Critiques and Reviews: two ways to help Writers

Intelligent review

Review quote from J C Oates

As a writer, I’m all too aware of my humanness. I know I’m not perfect. When I try to critique or proofread my own writing, it doesn’t work very well. I miss things that are obvious.I’m thankful that I have people in my life who are willing to give me honest feedback on my writing.

If you want to help your writer friends, offer to help them by providing a critique or a review. Others may differ in their definitions, but I see the two as different. When I’m asking for ways to improve my writing BEFORE something is published, I’ll ask for a critique. When I’m asking for a review, I’d like people to tell others why they should or shouldn’t read what I wrote AFTER it is published.

Critiques defines a critique as:

“An article or essay criticizing a literary or other work; detailed evaluation; review.”

“1. to censure or find fault with.
2. to judge or discuss the merits and faults of:

to criticize three novels in one review.”

I expect people to be critical, but also tell me what they like about my writing. I want to know:

  • Does my title accurately describe what I’m talking about?
  • Do I grab the reader and keep his attention?
  • Am I communicating clearly?
  • Are there points that need to be reworked?
  • Does the storyline make sense?
  • Are my facts accurate?
  • Do I have any passive sentences?
  • Am I using any cliches that need to be reworked?
  • Have I chosen words that convey the right mood?
  • Is my grammar correct?
  • Is my reasoning clear?
  • Do I have typos or typesetting that need to be corrected?
  • What descriptions did you like?
  • Can you picture what I’m writing about?
  • Did my writing evoke emotion? How?

Some helpful comments from recent critiques:

  1. I want to “see” Jack’s immediate reaction – to be inside his skin. Maybe add. . .
  2. It has good vocabulary, though controlled for the age, familiar objects and activities, and action that children can relate to.
  3. I would like to see the Dad more involved if possible. You talk mostly about Your experiences with the children. Maybe now you should write one for the Dads and let your husband share some of his thoughts.
  4. I was trying to figure out is the theme to show independence and responsibility in something a child of this age can do? Or did I miss the boat?
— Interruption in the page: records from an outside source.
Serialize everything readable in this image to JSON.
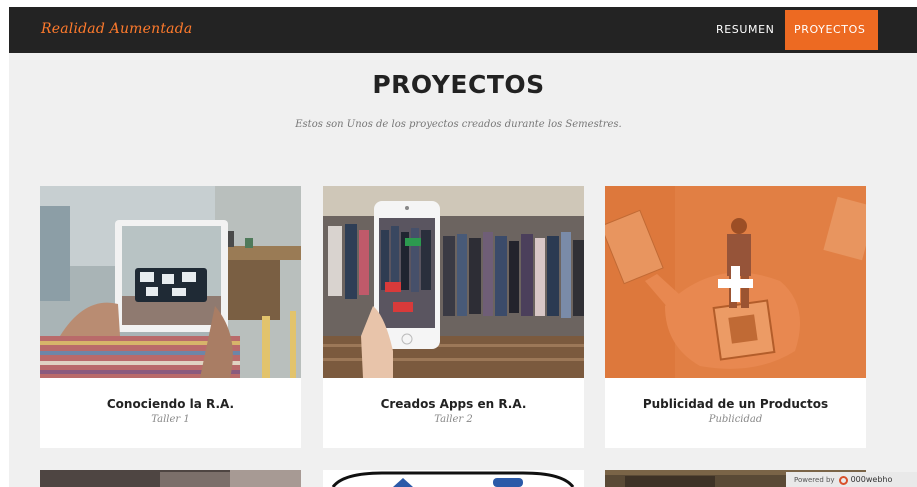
{
  "navbar": {
    "brand": "Realidad Aumentada",
    "links": [
      {
        "label": "RESUMEN"
      },
      {
        "label": "PROYECTOS",
        "active": true
      }
    ],
    "accent_color": "#ed6a22",
    "background_color": "#232323"
  },
  "section": {
    "title": "PROYECTOS",
    "subtitle": "Estos son Unos de los proyectos creados durante los Semestres."
  },
  "portfolio": [
    {
      "title": "Conociendo la R.A.",
      "category": "Taller 1",
      "image": "tablet-living-room-photo"
    },
    {
      "title": "Creados Apps en R.A.",
      "category": "Taller 2",
      "image": "phone-clothing-store-photo",
      "ar_labels": [
        "BUY 1 GET 1",
        "SALE 50% OFF"
      ]
    },
    {
      "title": "Publicidad de un Productos",
      "category": "Publicidad",
      "image": "ar-business-card-photo",
      "hovered": true,
      "hover_icon": "plus-icon"
    }
  ],
  "footer_badge": {
    "prefix": "Powered by",
    "host": "000webho"
  }
}
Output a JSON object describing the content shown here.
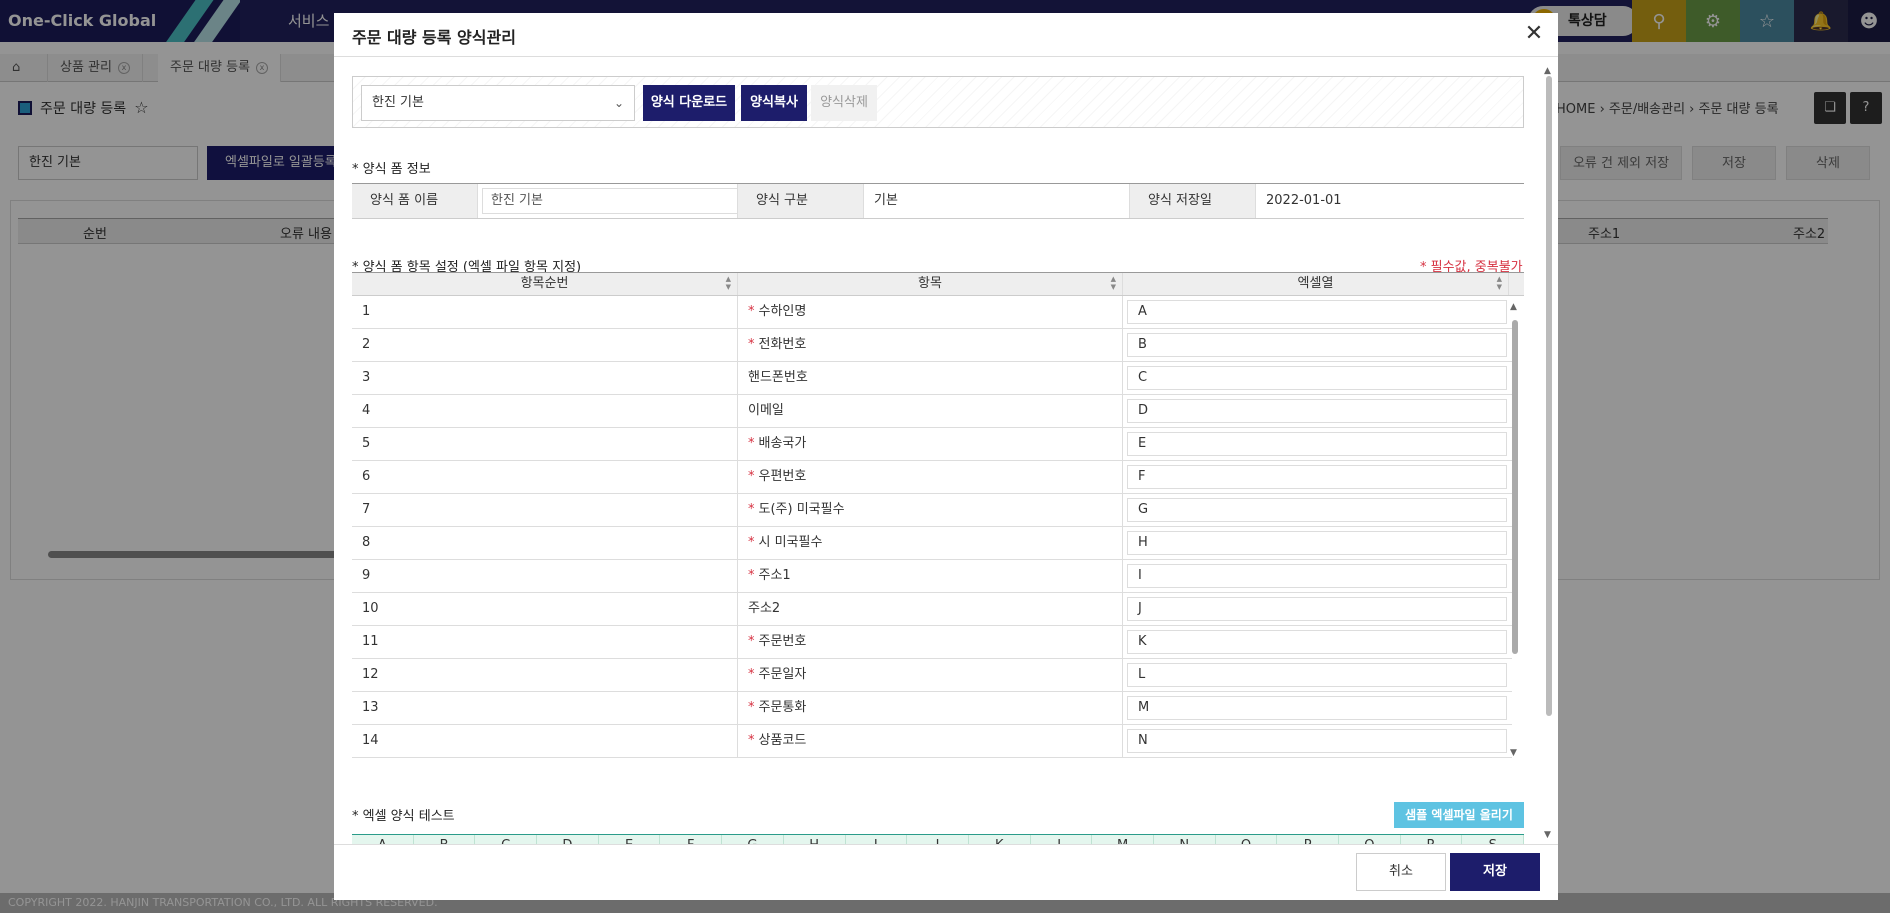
{
  "app": {
    "brand": "One-Click Global",
    "menu_text": "서비스 안",
    "chat_label": "톡상담",
    "tabs": [
      {
        "label": "상품 관리"
      },
      {
        "label": "주문 대량 등록"
      }
    ],
    "page_title": "주문 대량 등록",
    "breadcrumb": "HOME  ›  주문/배송관리  ›  주문 대량 등록",
    "select_value": "한진 기본",
    "excel_button": "엑셀파일로 일괄등록",
    "btn_save_except": "오류 건 제외 저장",
    "btn_save": "저장",
    "btn_delete": "삭제",
    "grid_headers": {
      "seq": "순번",
      "error": "오류 내용",
      "addr1": "주소1",
      "addr2": "주소2"
    },
    "copyright": "COPYRIGHT 2022. HANJIN TRANSPORTATION CO., LTD. ALL RIGHTS RESERVED."
  },
  "modal": {
    "title": "주문 대량 등록 양식관리",
    "toolbar": {
      "template_select": "한진 기본",
      "download_label": "양식 다운로드",
      "copy_label": "양식복사",
      "delete_label": "양식삭제"
    },
    "form_info": {
      "section_label": "* 양식 폼 정보",
      "name_label": "양식 폼 이름",
      "name_value": "한진 기본",
      "type_label": "양식 구분",
      "type_value": "기본",
      "date_label": "양식 저장일",
      "date_value": "2022-01-01"
    },
    "items": {
      "section_label": "* 양식 폼 항목 설정 (엑셀 파일 항목 지정)",
      "required_note": "* 필수값, 중복불가",
      "headers": {
        "seq": "항목순번",
        "item": "항목",
        "column": "엑셀열"
      },
      "rows": [
        {
          "seq": "1",
          "item": "수하인명",
          "required": true,
          "column": "A"
        },
        {
          "seq": "2",
          "item": "전화번호",
          "required": true,
          "column": "B"
        },
        {
          "seq": "3",
          "item": "핸드폰번호",
          "required": false,
          "column": "C"
        },
        {
          "seq": "4",
          "item": "이메일",
          "required": false,
          "column": "D"
        },
        {
          "seq": "5",
          "item": "배송국가",
          "required": true,
          "column": "E"
        },
        {
          "seq": "6",
          "item": "우편번호",
          "required": true,
          "column": "F"
        },
        {
          "seq": "7",
          "item": "도(주) 미국필수",
          "required": true,
          "column": "G"
        },
        {
          "seq": "8",
          "item": "시 미국필수",
          "required": true,
          "column": "H"
        },
        {
          "seq": "9",
          "item": "주소1",
          "required": true,
          "column": "I"
        },
        {
          "seq": "10",
          "item": "주소2",
          "required": false,
          "column": "J"
        },
        {
          "seq": "11",
          "item": "주문번호",
          "required": true,
          "column": "K"
        },
        {
          "seq": "12",
          "item": "주문일자",
          "required": true,
          "column": "L"
        },
        {
          "seq": "13",
          "item": "주문통화",
          "required": true,
          "column": "M"
        },
        {
          "seq": "14",
          "item": "상품코드",
          "required": true,
          "column": "N"
        }
      ]
    },
    "test": {
      "section_label": "* 엑셀 양식 테스트",
      "upload_label": "샘플 엑셀파일 올리기",
      "columns": [
        "A",
        "B",
        "C",
        "D",
        "E",
        "F",
        "G",
        "H",
        "I",
        "J",
        "K",
        "L",
        "M",
        "N",
        "O",
        "P",
        "Q",
        "R",
        "S"
      ]
    },
    "footer": {
      "cancel_label": "취소",
      "save_label": "저장"
    }
  }
}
Remember: When you offer a critique, make sure you’re kind as well as honest. Help the author improve what they’ve written, but make sure you tell the author what you like and what he or she has done well.


Many readers read reviews to help decide whether or not to purchase a paperback or e-book. I appreciate people who are willing to exchange a free copy of a book for an honest review. (Note: If you would like to join my list of reviewers, send me an e-mail!) When a book or article has all 5-star reviews, I get suspicious. Most books and authors are not perfect! However, you should be careful about being “nitpicky” when doing reviews as well. Be gracious, but honest.

Intelligent review has this to say about writing reviews:

“Tips on writing a great review

  1. Include the “why”: The best reviews include not only whether you liked or disliked a product, but also why. Feel free to talk about related products and how this item compares to them.
  2. Be specific: Your review should focus on specific features of the product and your experience with it.
  3. Not too short, not too long: Written reviews are limited to 5,000 words. The ideal length is 75 to 500 words.
  4. Be sincere: We welcome your honest opinion about the product–positive or negative. We do not remove reviews because they are critical. We believe all helpful information can inform our customers’ buying decisions.”

If you read a book and appreciate what the author has to say, make sure you write a review. This not only informs potential readers, but also encourages the author to keep writing and/or to try harder next time.

Here are some reviews I’ve appreciated. Notice how specific the reviewers are about what they like:

  • She writes with a light touch and a lot of humour about the chaos that reigns in her household.
  • The author’s personal experience living in Africa lends a powerful authenticity to the story.
  • The details of the foreign setting help us feel the scorching heat, smell the stench of sickness and decaying flesh, and experience Cecile’s nervousness as she faces government officials who are determined to shut her clinic down.
  • There were lots of lose ends and they come together naturally and with the right amount of believability. It was romantic without being over the top.
  • Ruth L. Snyder takes us on a fast-paced ride with dizzying plot twists. Read it.

Do you offer critiques or reviews? What advice would you add?


  1. Brenda C Leyland on October 23, 2014 at 9:24 am

    Great info, Ruth. Thanks for sharing this with us.

    • Ruth L Snyder on October 23, 2014 at 9:43 am

      Thanks for stopping by 🙂 I’m glad you found the information useful.

  2. Eleanor Bertin on October 23, 2014 at 10:12 am

    This post makes a good distinction between critiques and reviews — thanks. “When a book or article has all 5-star reviews, I get suspicious. Most books and authors are not perfect!” — That’s helpful to know!

  3. Ruth L Snyder on October 23, 2014 at 4:21 pm

    You’re welcome, Eleanor.
    Glad you found the information helpful.